You’ve worn that mask since early in your youth.
It horrifies you that I tell the truth
When you’d prefer the gleaming photo booth,
And how it lets you look just as you ask.
It horrifies you that I tell the truth,
Because you look much better in a mask.

My view of you creates embarrassment,
Because I can’t blur certain features out.
Your soul wears earrings. I see where you’re bent.
My view of you creates embarrassment.
You wish you were a straight line, and you meant
To smirk, but all you managed was a pout.
My view of you creates embarrassment
Because I can’t blur certain features out.

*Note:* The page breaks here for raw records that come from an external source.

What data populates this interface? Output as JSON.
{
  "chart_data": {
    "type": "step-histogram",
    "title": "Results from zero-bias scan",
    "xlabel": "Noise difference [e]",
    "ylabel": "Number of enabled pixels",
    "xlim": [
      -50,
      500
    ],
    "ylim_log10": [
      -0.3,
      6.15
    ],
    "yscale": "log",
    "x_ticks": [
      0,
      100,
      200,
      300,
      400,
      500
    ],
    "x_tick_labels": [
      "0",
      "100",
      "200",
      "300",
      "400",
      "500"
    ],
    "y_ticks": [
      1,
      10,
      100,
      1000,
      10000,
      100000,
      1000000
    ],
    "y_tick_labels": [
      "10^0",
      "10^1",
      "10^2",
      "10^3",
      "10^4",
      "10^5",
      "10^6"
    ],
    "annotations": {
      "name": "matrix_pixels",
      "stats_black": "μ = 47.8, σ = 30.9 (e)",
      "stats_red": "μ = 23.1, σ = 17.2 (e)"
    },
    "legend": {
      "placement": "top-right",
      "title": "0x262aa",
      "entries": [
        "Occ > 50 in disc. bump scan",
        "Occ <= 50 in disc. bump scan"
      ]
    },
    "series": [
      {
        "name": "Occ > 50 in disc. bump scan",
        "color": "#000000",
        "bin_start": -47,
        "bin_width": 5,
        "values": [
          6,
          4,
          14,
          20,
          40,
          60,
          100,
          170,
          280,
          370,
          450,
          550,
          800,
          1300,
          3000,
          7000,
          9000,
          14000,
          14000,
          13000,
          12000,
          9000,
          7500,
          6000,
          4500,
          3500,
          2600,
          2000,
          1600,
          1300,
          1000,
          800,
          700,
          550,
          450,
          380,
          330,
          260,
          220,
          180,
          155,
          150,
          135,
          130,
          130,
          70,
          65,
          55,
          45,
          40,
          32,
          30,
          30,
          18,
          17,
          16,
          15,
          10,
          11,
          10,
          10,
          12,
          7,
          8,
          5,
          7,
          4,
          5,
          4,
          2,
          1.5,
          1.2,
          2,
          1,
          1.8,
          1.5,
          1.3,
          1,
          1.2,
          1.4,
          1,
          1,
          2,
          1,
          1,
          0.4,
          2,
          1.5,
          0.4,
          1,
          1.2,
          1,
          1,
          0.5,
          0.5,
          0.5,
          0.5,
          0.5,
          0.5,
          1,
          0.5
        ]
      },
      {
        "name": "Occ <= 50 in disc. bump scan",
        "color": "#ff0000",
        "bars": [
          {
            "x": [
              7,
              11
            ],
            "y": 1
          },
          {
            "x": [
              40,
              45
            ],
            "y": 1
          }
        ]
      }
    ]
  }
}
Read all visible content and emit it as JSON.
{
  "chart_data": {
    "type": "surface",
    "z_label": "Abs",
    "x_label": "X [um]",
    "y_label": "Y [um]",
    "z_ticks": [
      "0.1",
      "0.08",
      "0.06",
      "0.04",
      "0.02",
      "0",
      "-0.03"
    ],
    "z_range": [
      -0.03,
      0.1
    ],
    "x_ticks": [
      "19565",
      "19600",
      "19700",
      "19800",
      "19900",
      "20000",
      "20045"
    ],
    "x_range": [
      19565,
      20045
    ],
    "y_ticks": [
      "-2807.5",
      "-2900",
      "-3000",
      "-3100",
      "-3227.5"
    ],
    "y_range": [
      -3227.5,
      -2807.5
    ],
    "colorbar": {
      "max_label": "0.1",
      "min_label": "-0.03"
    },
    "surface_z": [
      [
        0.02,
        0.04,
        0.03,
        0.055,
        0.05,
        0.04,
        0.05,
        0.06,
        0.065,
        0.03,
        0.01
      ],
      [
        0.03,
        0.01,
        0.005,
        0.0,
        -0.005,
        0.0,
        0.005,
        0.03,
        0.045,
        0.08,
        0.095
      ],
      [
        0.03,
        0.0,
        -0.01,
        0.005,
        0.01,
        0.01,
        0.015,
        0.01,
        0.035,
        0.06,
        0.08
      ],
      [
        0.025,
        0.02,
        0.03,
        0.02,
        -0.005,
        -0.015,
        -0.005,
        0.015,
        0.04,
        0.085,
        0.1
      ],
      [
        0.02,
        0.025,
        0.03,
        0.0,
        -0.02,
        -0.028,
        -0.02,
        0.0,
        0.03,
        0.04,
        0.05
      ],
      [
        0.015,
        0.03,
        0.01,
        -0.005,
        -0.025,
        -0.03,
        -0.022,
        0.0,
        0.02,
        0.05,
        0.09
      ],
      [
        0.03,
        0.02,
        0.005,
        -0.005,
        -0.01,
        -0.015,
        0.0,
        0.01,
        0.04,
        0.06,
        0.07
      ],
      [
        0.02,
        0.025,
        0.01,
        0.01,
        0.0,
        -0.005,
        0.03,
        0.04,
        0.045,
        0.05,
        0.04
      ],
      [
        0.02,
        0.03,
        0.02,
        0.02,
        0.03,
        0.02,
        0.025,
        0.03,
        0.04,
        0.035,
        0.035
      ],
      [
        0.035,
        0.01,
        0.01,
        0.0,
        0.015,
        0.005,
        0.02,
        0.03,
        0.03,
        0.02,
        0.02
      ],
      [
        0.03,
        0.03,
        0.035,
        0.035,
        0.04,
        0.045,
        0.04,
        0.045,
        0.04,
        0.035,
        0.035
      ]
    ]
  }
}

If only I were not born to describe.
If only I could learn to shut my mouth.
But then, I couldn’t serve you the sweet bribe.
If only I were not born to describe,
To testify, to witness for the tribe.
But then I couldn’t kiss you North and South.
If only I were not born to describe.
If only I could learn to shut my mouth.

You’ve moved along. I’m sure you miss my skills.
You couldn’t stay and risk being exposed.
I take a sip, and swallow my nerve pills.
You’ve moved along. I’m sure you miss my skills;
I pleasured you. But talking, talking kills.
My mouth kept moving. So your door was closed.
You’ve moved along. I’m sure you miss my skills.
You couldn’t stay and risk being exposed.

To see you now, I’d have to close my eyes.
But I’d still see you stripped of your disguise.


-- © 2009 by Jack Veasey


All rights reserved. This work may not be reproduced or duplicated in any way without the author's written permission.


This one is a sort of hybrid of petry forms. I used the triolet for the stanza form, then concluded it with a heroic couplet, like you would a sonnet. I like writing blatantly about sexual situations in forms -- there's a tension between the technical control and the subject matter.

The "mask" in this situation is a metaphor, not literal. This nameless guy from my checkered past is "straight" to his family and most of his friends.

X and Y is a play on words -- it refers to Ex and Why.